The Economist strictly uses a family of typefaces specially created for the magazine. I could not find all of the family members listed, but the most used typeface (for the body copy) is Ecotype. Officina is used for cover headlines and navigational information.
The nameplate of The Economist is actually very simple, using (from what I could tell) was Ecotype, the typeface used for body copy, or a typeface very similar to that, which has a very slight serif. The typeface gives off a very formal and practical vibe, which works well to embody the overall feeling that the magazine presents to its readers.
As a sans serif typeface, Officina is meant to be easy to read. It appears in the magazine as a bold font, and is not only used for headlines, but is used for dates as well as photo captions. Occasionally Officina is used unbolded, but the only time I saw this approach was with the issue date listed at the start of each new section. Officina is used to catch your attention, which it does in a minimalist way and stands out amongst the block of serif body copy that consumes most of the page. I personally do not find it to be a beautiful typeface, but it is practical and does its job well, which makes it a good fit for The Economist.
Ecotype, which is used for the body copy is a serif typeface. Like Officina it is a practical typeface, and is fairly similar to Times New Roman. It is easy to read and is the most used typeface throughout the magazine. Not only is it used for body copy, but a bold version is used for inside heds and deks. From a grid standpoint, all of the letters align perfectly horizontally.

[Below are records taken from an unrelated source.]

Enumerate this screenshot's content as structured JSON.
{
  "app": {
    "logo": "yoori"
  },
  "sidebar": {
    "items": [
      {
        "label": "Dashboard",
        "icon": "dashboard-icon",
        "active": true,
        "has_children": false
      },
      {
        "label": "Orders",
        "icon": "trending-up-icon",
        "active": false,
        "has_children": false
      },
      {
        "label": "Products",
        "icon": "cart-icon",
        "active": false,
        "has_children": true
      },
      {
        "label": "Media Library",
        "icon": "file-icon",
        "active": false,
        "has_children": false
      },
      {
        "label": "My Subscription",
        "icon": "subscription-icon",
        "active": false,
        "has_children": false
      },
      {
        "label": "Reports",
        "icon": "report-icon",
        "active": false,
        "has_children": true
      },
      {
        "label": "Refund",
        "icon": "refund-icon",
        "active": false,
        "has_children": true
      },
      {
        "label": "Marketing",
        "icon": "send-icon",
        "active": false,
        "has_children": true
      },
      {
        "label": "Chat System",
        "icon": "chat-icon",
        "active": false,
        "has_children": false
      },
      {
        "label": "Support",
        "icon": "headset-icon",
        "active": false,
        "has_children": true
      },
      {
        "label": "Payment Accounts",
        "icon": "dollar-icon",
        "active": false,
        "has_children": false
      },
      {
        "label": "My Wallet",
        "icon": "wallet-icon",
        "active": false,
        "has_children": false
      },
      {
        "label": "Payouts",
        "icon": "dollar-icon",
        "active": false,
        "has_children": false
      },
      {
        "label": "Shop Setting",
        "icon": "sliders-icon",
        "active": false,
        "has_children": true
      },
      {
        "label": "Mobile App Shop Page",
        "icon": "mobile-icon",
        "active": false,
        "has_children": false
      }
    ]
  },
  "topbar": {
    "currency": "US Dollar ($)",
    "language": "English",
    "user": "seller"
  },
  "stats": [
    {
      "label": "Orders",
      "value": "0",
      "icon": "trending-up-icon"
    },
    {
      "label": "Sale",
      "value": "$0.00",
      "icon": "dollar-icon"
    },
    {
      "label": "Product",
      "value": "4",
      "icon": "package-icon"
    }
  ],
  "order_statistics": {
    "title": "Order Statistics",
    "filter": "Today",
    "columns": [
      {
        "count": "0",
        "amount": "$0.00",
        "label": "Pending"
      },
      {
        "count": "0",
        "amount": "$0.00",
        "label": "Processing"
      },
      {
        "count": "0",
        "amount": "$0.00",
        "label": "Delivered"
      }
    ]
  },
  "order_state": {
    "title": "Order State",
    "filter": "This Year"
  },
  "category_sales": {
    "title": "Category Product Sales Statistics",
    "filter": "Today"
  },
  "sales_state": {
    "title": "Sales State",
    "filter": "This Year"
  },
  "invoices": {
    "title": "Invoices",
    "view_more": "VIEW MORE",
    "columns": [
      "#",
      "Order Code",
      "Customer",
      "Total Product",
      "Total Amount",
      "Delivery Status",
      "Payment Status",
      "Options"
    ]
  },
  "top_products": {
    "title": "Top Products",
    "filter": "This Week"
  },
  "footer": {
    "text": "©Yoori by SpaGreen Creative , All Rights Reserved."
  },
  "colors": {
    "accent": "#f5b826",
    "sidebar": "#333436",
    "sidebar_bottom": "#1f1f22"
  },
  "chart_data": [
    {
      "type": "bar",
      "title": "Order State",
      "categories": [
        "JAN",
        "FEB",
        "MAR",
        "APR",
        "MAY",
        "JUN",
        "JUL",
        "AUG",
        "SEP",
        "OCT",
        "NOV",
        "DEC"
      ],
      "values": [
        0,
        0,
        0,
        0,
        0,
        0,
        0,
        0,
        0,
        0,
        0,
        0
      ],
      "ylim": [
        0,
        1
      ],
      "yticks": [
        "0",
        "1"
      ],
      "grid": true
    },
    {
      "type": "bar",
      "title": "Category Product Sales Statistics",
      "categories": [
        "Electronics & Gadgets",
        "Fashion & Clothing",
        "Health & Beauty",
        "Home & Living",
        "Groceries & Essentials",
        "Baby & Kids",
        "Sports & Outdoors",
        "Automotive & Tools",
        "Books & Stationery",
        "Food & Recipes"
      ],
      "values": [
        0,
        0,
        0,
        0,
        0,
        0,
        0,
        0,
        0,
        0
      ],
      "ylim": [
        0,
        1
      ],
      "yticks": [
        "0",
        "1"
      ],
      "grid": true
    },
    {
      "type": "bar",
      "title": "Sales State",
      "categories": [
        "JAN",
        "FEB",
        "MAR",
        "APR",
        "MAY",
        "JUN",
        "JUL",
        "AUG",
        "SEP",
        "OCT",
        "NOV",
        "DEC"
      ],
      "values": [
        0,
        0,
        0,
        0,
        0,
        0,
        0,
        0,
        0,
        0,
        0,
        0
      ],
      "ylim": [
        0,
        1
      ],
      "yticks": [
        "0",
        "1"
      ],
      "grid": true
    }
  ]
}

The size of text is very uniform throughout the magazine. Teasers (as seen in the previous photograph) are all typed in the same size. The hed always appears as the largest text. The dek and body copy are both the same size, though the dek is bold to create a sense of hierarchy. This format is used in the entire magazine and never changes, with the exception of special reports, but even then the format only varies slightly.
Overall there isn’t a lot of character to The Economist’s typeface family, but that is how it is suppose to be. There are no names of journalists attached to each story, which is done to create just one voice and one identity that is The Economist. That is also how the typeface family works in the magazineIt is not suppose to burden the text, it is just there to simply tell the news.